The effecting clauses in question are those formulated by the Football Association on 29th May 1896:

1. No larger dividend to be declared than the maximum dividend allowed from time to time by the Football Association.

3. No Director shall be entitled to receive any remuneration in respect of his office as Director.

The Argyle Athletic Club Limited had applied for direct affiliation to the Football Association without considering these clauses. Some of their Articles of Association conflicted with the F.A. clauses. Namely, number ‘35’ said that the Directors shall be paid out of the funds such sums as the Company may from time to time determine. A wordy Number ‘37’ seems to say Directors can, without disqualification, make a profit whilst acting on behalf of the Company without declaring it. Numbers ‘49’ and ‘50’ are related to the Directors declaring a Dividend to be paid and determining discretional payments in the interests of the Company.

The Football Association objection to the Memorandum of the Argyle Athletic Club Limited appears to relate to F.A. Rule ‘31’. “Any Club or player competing for money or prizes or in any competition, the proceeds of which are not devoted to a recognised football club or football association or some charitable institution approved of by this or by an affiliated  Association shall be liable to suspension by the Committee for as such time as they think fit”. This conflicted with Argyle Athletic Club Limited Memorandum ‘3 (d)’, which was “To promote Football, Cricket, Lawn Tennis, and all other Athletic sports and pastimes”.

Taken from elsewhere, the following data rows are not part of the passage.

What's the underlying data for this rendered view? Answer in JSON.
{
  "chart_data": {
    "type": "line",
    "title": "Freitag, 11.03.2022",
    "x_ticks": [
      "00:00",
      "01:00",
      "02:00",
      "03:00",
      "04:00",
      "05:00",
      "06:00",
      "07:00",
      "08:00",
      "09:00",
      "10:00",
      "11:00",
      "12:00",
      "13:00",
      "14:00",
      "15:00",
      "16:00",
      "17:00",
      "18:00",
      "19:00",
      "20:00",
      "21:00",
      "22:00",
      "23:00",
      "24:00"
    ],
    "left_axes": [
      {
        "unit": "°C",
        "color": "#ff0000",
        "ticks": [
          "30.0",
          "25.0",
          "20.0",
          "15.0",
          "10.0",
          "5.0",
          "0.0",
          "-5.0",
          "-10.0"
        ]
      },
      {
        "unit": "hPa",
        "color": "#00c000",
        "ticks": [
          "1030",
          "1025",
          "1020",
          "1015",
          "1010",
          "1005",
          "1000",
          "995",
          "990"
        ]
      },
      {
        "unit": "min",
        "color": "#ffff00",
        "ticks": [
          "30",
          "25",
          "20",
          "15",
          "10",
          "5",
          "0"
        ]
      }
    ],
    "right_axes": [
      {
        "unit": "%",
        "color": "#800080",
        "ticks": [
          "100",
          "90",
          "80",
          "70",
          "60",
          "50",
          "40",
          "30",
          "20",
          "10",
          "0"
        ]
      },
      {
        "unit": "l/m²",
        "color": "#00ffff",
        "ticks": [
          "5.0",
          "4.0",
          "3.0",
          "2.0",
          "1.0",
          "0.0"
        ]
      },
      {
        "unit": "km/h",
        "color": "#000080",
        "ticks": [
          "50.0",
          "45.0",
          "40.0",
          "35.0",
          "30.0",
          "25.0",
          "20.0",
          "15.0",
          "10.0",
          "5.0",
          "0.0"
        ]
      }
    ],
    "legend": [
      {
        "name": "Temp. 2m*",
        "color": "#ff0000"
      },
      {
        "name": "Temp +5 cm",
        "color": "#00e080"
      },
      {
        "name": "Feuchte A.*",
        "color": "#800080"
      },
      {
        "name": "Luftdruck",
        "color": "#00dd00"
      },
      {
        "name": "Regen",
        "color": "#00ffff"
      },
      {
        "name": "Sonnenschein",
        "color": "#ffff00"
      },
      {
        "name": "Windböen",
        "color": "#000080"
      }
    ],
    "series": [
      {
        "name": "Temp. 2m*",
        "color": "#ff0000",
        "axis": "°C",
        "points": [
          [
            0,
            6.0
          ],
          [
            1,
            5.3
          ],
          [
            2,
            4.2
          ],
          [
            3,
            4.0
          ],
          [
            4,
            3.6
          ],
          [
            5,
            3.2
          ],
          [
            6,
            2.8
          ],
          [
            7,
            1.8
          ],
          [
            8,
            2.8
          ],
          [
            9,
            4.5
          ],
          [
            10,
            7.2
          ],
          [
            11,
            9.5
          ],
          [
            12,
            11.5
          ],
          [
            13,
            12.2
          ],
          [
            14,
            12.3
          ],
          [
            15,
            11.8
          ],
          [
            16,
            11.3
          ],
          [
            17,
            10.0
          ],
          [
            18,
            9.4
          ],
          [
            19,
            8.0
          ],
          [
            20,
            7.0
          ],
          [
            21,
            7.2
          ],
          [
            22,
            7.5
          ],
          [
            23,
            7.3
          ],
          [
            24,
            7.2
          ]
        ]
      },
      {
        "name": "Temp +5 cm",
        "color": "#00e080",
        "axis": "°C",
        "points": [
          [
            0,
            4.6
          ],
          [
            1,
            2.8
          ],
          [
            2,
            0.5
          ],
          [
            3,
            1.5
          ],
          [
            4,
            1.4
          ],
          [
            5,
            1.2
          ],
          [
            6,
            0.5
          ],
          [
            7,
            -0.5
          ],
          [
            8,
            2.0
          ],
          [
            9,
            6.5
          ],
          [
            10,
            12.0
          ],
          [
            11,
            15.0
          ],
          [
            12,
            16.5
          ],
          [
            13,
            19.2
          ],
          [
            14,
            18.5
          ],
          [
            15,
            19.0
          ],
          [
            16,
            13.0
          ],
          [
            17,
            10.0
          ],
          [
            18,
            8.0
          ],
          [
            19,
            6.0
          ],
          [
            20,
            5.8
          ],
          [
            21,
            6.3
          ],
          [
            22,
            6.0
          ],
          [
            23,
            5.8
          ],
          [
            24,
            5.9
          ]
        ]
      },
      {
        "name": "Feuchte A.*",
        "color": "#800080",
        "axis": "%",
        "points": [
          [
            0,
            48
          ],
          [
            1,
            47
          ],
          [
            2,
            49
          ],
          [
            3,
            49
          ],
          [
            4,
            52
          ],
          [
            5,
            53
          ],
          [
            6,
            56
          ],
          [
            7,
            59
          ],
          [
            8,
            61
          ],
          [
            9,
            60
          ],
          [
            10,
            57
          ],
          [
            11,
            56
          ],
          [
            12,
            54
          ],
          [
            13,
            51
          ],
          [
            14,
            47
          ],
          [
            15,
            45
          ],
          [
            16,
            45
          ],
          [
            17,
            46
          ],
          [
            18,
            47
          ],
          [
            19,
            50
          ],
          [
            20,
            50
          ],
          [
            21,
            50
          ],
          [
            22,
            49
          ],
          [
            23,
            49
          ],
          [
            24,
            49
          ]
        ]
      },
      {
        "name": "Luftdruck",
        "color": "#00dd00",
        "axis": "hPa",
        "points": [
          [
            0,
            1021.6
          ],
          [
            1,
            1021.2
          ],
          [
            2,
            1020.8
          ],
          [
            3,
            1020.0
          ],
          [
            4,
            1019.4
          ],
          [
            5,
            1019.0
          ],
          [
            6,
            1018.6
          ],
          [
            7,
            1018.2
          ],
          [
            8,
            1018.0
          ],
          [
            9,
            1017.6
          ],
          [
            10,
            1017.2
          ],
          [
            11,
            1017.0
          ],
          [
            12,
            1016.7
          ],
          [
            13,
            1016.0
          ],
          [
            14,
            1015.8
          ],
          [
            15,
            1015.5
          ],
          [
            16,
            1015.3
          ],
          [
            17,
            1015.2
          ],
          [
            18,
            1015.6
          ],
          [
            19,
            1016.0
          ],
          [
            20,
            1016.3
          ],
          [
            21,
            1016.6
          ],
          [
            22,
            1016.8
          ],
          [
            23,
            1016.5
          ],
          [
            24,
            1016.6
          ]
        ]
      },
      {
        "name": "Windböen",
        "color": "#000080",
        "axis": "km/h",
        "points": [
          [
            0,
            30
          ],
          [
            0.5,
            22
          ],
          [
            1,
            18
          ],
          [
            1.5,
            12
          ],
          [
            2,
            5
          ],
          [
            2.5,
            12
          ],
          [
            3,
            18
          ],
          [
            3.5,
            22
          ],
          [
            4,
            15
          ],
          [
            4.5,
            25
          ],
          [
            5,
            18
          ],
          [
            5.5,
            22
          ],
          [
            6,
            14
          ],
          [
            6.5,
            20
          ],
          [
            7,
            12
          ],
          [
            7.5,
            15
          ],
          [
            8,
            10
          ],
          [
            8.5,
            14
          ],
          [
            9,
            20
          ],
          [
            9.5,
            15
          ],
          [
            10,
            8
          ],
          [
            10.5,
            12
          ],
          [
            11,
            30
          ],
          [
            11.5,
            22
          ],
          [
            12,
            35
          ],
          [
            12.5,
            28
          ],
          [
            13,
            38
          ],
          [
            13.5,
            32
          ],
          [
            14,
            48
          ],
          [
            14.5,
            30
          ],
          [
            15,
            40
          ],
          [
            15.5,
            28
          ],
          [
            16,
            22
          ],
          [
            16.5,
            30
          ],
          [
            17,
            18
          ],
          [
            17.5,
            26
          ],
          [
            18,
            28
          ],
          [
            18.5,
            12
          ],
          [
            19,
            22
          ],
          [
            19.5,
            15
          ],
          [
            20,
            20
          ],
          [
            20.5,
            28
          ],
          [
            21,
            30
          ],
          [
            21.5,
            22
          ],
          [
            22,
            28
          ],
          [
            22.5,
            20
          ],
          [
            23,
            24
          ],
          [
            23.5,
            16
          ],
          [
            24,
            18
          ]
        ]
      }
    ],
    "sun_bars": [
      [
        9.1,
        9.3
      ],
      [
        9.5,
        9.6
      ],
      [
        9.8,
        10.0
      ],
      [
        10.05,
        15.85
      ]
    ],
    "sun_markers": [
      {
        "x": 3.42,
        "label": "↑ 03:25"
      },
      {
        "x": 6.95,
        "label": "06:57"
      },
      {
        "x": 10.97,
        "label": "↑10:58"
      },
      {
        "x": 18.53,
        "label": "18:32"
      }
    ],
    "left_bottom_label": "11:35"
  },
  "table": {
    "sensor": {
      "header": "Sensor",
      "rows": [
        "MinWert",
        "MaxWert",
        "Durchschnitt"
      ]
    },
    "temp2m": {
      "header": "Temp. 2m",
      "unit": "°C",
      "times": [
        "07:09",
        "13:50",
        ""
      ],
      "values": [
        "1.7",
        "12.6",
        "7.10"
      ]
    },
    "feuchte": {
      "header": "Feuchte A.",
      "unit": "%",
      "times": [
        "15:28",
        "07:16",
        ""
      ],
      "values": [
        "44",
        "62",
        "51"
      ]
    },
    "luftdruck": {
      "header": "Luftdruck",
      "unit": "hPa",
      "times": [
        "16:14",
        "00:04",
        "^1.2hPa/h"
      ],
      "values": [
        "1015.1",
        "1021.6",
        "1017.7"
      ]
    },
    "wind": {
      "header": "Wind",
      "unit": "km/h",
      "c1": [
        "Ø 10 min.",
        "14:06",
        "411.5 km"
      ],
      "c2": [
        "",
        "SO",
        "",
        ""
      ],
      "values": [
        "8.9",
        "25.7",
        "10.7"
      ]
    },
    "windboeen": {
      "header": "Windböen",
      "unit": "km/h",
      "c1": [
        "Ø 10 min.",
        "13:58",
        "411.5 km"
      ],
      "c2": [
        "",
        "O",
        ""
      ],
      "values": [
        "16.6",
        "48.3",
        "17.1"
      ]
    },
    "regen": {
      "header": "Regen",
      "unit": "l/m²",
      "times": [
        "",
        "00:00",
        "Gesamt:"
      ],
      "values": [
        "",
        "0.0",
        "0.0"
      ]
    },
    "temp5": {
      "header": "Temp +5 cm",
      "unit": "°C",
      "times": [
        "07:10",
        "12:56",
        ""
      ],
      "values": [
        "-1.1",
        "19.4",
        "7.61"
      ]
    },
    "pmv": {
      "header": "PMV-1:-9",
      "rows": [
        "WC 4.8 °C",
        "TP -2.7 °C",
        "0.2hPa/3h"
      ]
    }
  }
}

Further to the given objections, George Jones, in the questioning of Francis Crouch, implies that it was against F.A. rules for club-registered players to hold shares in that club. Even the 800 shares awarded to Francis Crouch as Secretary, is described by F. J. Wall as “contrary to the spirit of our regulations”. Summing up there was a conflict of interest between the Association football controlling body having the right to interfere in the Club's participation of other sports, whilst the Argyle Athletic Club Limited was set up as a multi-sport organisation that was, seemingly, interfering in Association football. On discovering that Argyle and the Football Association did have a common interest in furthering the game in the South West, F. J. Wall let them off the hook and encouraged their Association football development.